A DECADE back, the Supreme Court delivered a 112-page landmark judgment and helped many other countries in Africa, Latin America and even Europe and America re-examine their laws on patents. In a unanimous and unambiguous verdict, the honourable judges dismissed the appeal by global pharma giant Novartis AG, which was battling the rejection of its patent for a lifesaving cancer drug sold under the brand name Glivec.
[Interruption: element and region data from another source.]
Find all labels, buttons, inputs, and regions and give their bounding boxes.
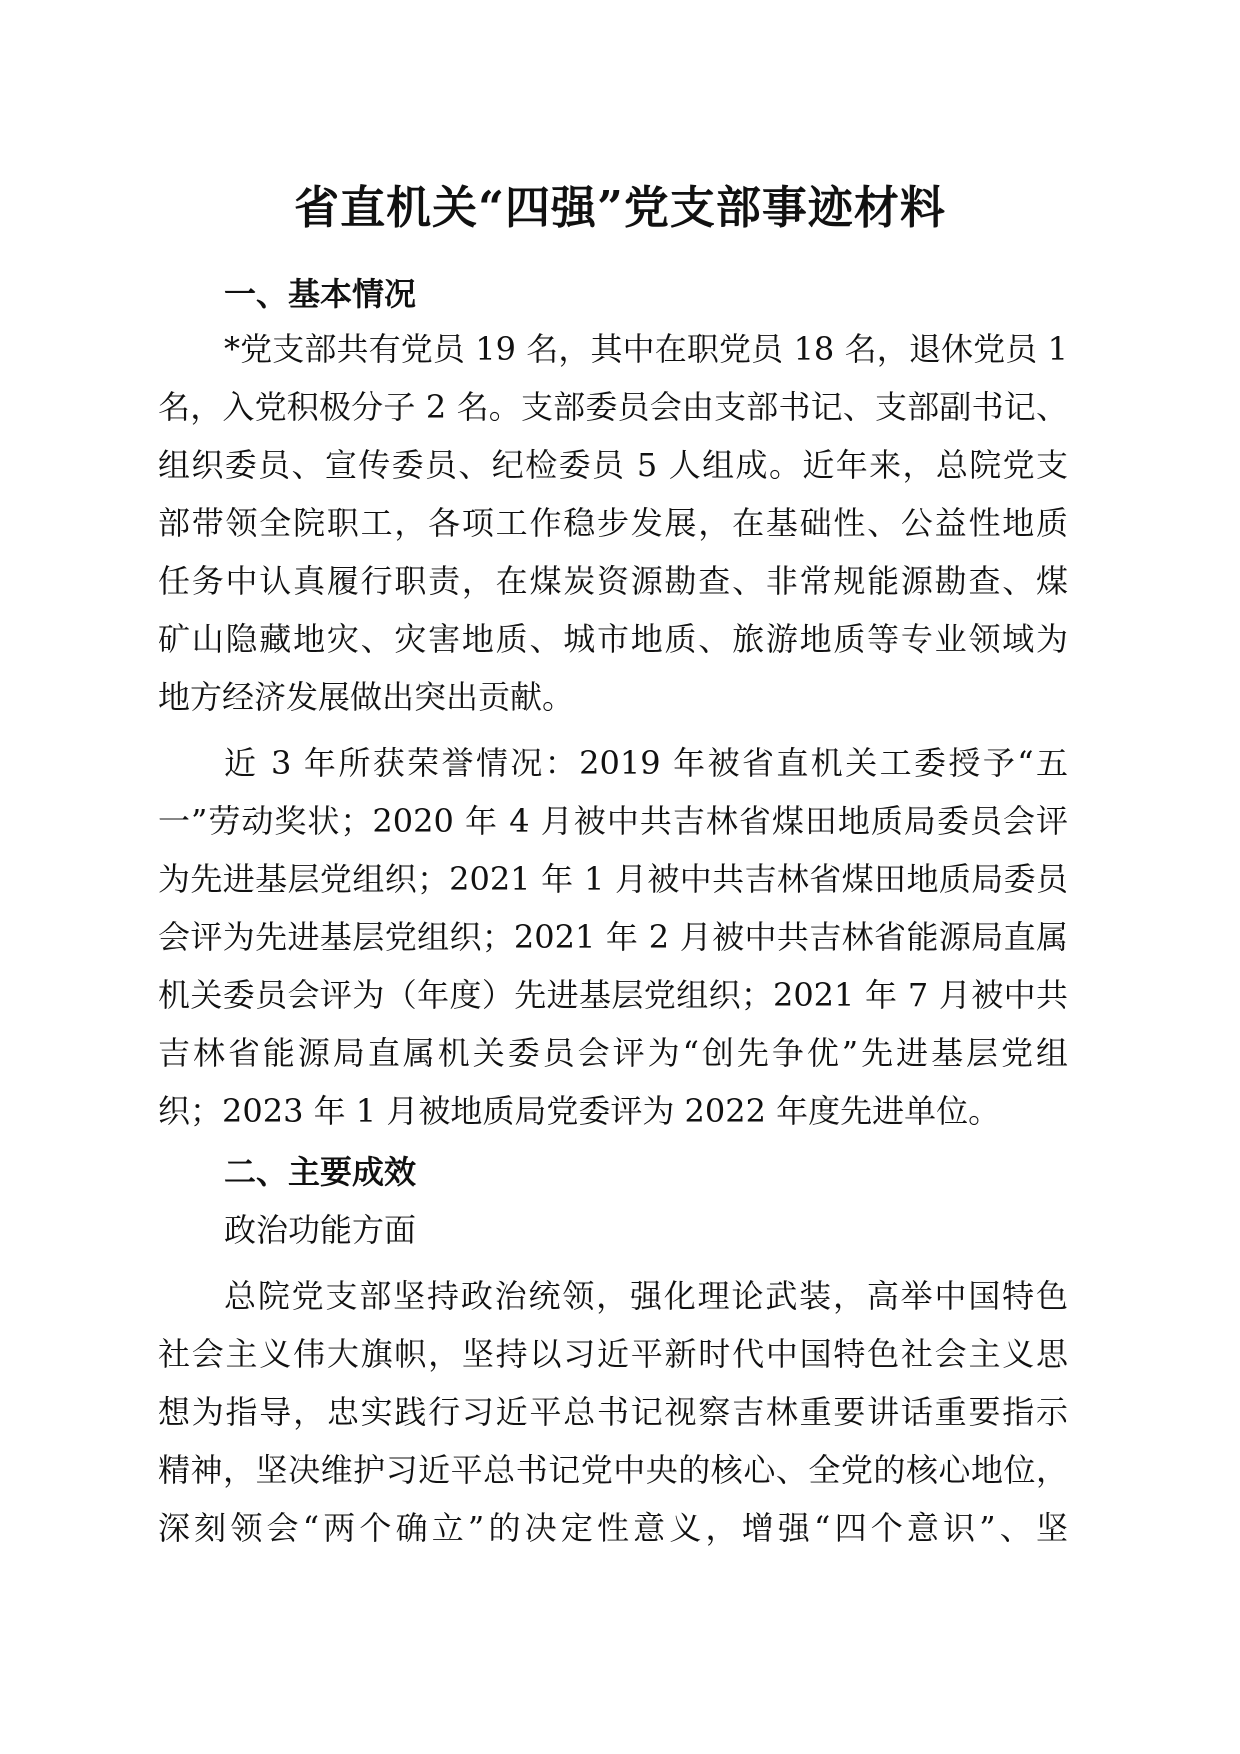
paragraph-line: 社会主义伟大旗帜，坚持以习近平新时代中国特色社会主义思 <box>158 1335 1068 1373</box>
paragraph-line: 深刻领会“两个确立”的决定性意义，增强“四个意识”、坚 <box>158 1509 1068 1547</box>
document-title: 省直机关“四强”党支部事迹材料 <box>294 181 946 234</box>
paragraph-line: 为先进基层党组织；2021 年 1 月被中共吉林省煤田地质局委员 <box>158 860 1068 898</box>
subheading-political-function: 政治功能方面 <box>224 1211 417 1249</box>
section-heading-basic-info: 一、基本情况 <box>224 275 417 313</box>
paragraph-line: 任务中认真履行职责，在煤炭资源勘查、非常规能源勘查、煤 <box>158 562 1068 600</box>
paragraph-line: 吉林省能源局直属机关委员会评为“创先争优”先进基层党组 <box>158 1034 1068 1072</box>
paragraph-line: 精神，坚决维护习近平总书记党中央的核心、全党的核心地位， <box>158 1451 1068 1489</box>
paragraph-line: 近 3 年所获荣誉情况：2019 年被省直机关工委授予“五 <box>224 744 1068 782</box>
paragraph-line: 矿山隐藏地灾、灾害地质、城市地质、旅游地质等专业领域为 <box>158 620 1068 658</box>
paragraph-line: 名，入党积极分子 2 名。支部委员会由支部书记、支部副书记、 <box>158 388 1068 426</box>
paragraph-line: 一”劳动奖状；2020 年 4 月被中共吉林省煤田地质局委员会评 <box>158 802 1068 840</box>
section-heading-main-results: 二、主要成效 <box>224 1153 417 1191</box>
paragraph-line: 地方经济发展做出突出贡献。 <box>158 678 575 716</box>
paragraph-line: 组织委员、宣传委员、纪检委员 5 人组成。近年来，总院党支 <box>158 446 1068 484</box>
paragraph-line: *党支部共有党员 19 名，其中在职党员 18 名，退休党员 1 <box>224 330 1068 368</box>
paragraph-line: 想为指导，忠实践行习近平总书记视察吉林重要讲话重要指示 <box>158 1393 1068 1431</box>
paragraph-line: 会评为先进基层党组织；2021 年 2 月被中共吉林省能源局直属 <box>158 918 1068 956</box>
paragraph-line: 部带领全院职工，各项工作稳步发展，在基础性、公益性地质 <box>158 504 1068 542</box>
paragraph-line: 总院党支部坚持政治统领，强化理论武装，高举中国特色 <box>224 1277 1068 1315</box>
paragraph-line: 机关委员会评为（年度）先进基层党组织；2021 年 7 月被中共 <box>158 976 1068 1014</box>
paragraph-line: 织；2023 年 1 月被地质局党委评为 2022 年度先进单位。 <box>158 1092 1001 1130</box>
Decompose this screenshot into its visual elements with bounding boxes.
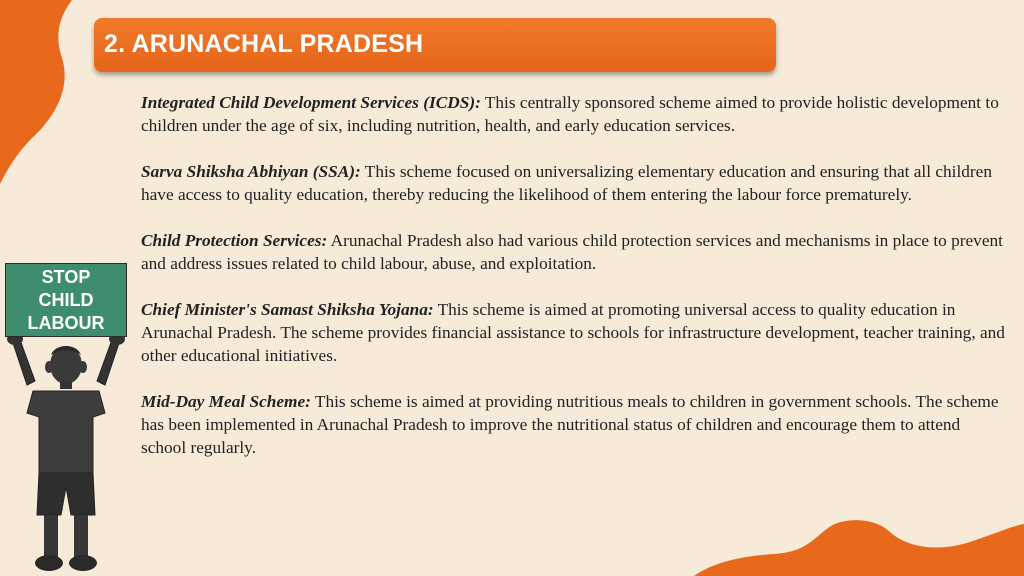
scheme-paragraph-child-protection <box>141 229 1006 275</box>
scheme-list <box>141 91 1006 459</box>
scheme-heading: Mid-Day Meal Scheme: <box>141 392 311 411</box>
scheme-paragraph-mid-day-meal <box>141 390 1006 459</box>
scheme-heading: Chief Minister's Samast Shiksha Yojana: <box>141 300 434 319</box>
scheme-description: This scheme is aimed at promoting universal access to quality education in Arunachal Pradesh. The scheme provides financial assistance to schools for infrastructure development, teacher training, and other educational initiatives. <box>141 300 1005 365</box>
scheme-heading: Sarva Shiksha Abhiyan (SSA): <box>141 162 361 181</box>
sign-line-stop: STOP <box>41 266 91 287</box>
stop-child-labour-illustration <box>5 263 127 576</box>
corner-wave-bottom-right <box>694 516 1024 576</box>
scheme-description: This scheme is aimed at providing nutritious meals to children in government schools. The scheme has been implemented in Arunachal Pradesh to improve the nutritional status of children and encourage them to attend school regularly. <box>141 392 999 457</box>
sign-line-labour: LABOUR <box>27 312 105 333</box>
stop-child-labour-sign <box>5 263 127 337</box>
scheme-heading: Integrated Child Development Services (ICDS): <box>141 93 481 112</box>
scheme-paragraph-ssa <box>141 160 1006 206</box>
scheme-description: This centrally sponsored scheme aimed to provide holistic development to children under the age of six, including nutrition, health, and early education services. <box>141 93 999 135</box>
scheme-paragraph-cm-samast <box>141 298 1006 367</box>
scheme-description: Arunachal Pradesh also had various child protection services and mechanisms in place to prevent and address issues related to child labour, abuse, and exploitation. <box>141 231 1003 273</box>
sign-line-child: CHILD <box>38 289 94 310</box>
scheme-paragraph-icds <box>141 91 1006 137</box>
slide-title: 2. ARUNACHAL PRADESH <box>104 30 424 58</box>
scheme-description: This scheme focused on universalizing elementary education and ensuring that all children have access to quality education, thereby reducing the likelihood of them entering the labour force prematurely. <box>141 162 992 204</box>
child-silhouette-icon <box>5 337 127 576</box>
title-bar <box>94 18 776 72</box>
scheme-heading: Child Protection Services: <box>141 231 328 250</box>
Reporting on the. case, the magazine Down to Earth said: `The case centres on Glivec (imatinib mesylate), described as the “magic bullet” to cure cancer. It is expensive, prohibitively so by Indian standards, at Rs 1,20,000 per patient per month, and its patent application was contested by the Cancer Patients Aid Association (CPAA) and a clutch of generic companies manufacturing the drug in India, all of whom filed pregrant opposition to Novartis’s patent application. While the patients’ group cited accessibility issues because of the cost, the generic companies disputed the novelty of imatinib mesylate.’’
A pivotal test
Patent laws were applied in India post2005 although Novartis had applied for a patent for the drug way back in 1998.
It turned out to be a pivotal test of the country’s special laws preventing the ‘evergreening’ of drugs. As Down to Earth reported: “The multinational’s initial case became a cause célèbre with health activists and patient groups also taking to the streets on the issue of affordable health care. Indian generic manufacturers were then selling their version of the cancer drug at Rs 8,000- Rs 10,000 per patient per month. The legal aspects of this case were of supreme significance for the country—and for the rest of the world that was dependent on inexpensive generic medicines from the “world’s pharmacy” as India is known.’’
The opposition was not just because the generic form of the drug was sold at less than 10 per cent of what Novartis was offering it to patients, but also because of the patently unfair practice of evergreening that multinational pharma giants were indulging in – essentially what they were doing was to slightly modify the combination of salts and apply for a fresh patent. Their argument being the modified version was a bonafide new drug.
Clever subterfuge
The fact, though, was that it was a clever subterfuge to ‘evergreen’ — the practice by which pharma companies try to extend and retain the patent life of a drug (usually 20 years) by making minor adjustments to existing medicine that is specifically barred by a section of India’s Patent Act, 2005 –and keep on making millions of dollars at the expense of poor cancer patients.
Reporting on it years after the judgment, Health Policy Watch said: ‘’Novartis had fought a long and bitter battle over several years, hiring some of India’s most eminent lawyers, but at the end, India’s Supreme Court rejected the company’s final appeal for a patent on imatinib mesylate (Glivec) that treats chronic myeloid leukaemia (CML)…years after Novartis’ challenge to India’s antievergreening safeguard — Section 3(d)– was struck down by India’s Supreme Court, it is time for stock-taking. Clearly, the famous clause in India’s patent law, aimed at preventing ‘evergreening’ or not allowing patents on new forms of existing medicines unless they demonstrate a significant increase in efficacy, remains a thorny issue, admired and hated equally.’’
India won’t budge
The website was right in its assessment, the issue has come to the fore a decade later when India is on the verge of finalising its free trade talks with the EU and UK. Last week all major newspapers reported that the country had “firmly communicated” that it was, as the Mint reported, ‘’unlikely to budge from its opposition to the provisions on regulatory data protection and patent extension in free trade talks with the EU and the UK, it has told its negotiating partners, in a move aimed at protecting its generic drug industry and healthcare schemes.’’
It is the right stand. After all as the largest provider of generic drugs to the world—a fifth of the global supply—this low cost translates into it being close to 80 per cent of the Indian pharma market. Also, the respected British medical journal,The Lancet, has outlined that such a clause would not just be damaging for India but for the UK as well considering that the ‘’the UK’s National Health Service (NHS), as the Indian bulk drug industry accounts for a quarter of the price-controlled medicines in the UK.
‘’Of course, they are lifesavers for most countries in Africa, South East Asia and Latin America and get a bulk of their requirements from India’s generic drugs.
It is an absolute red line. And one of the great advantages of being a powerful economy is the ability to negotiate from a position of strength.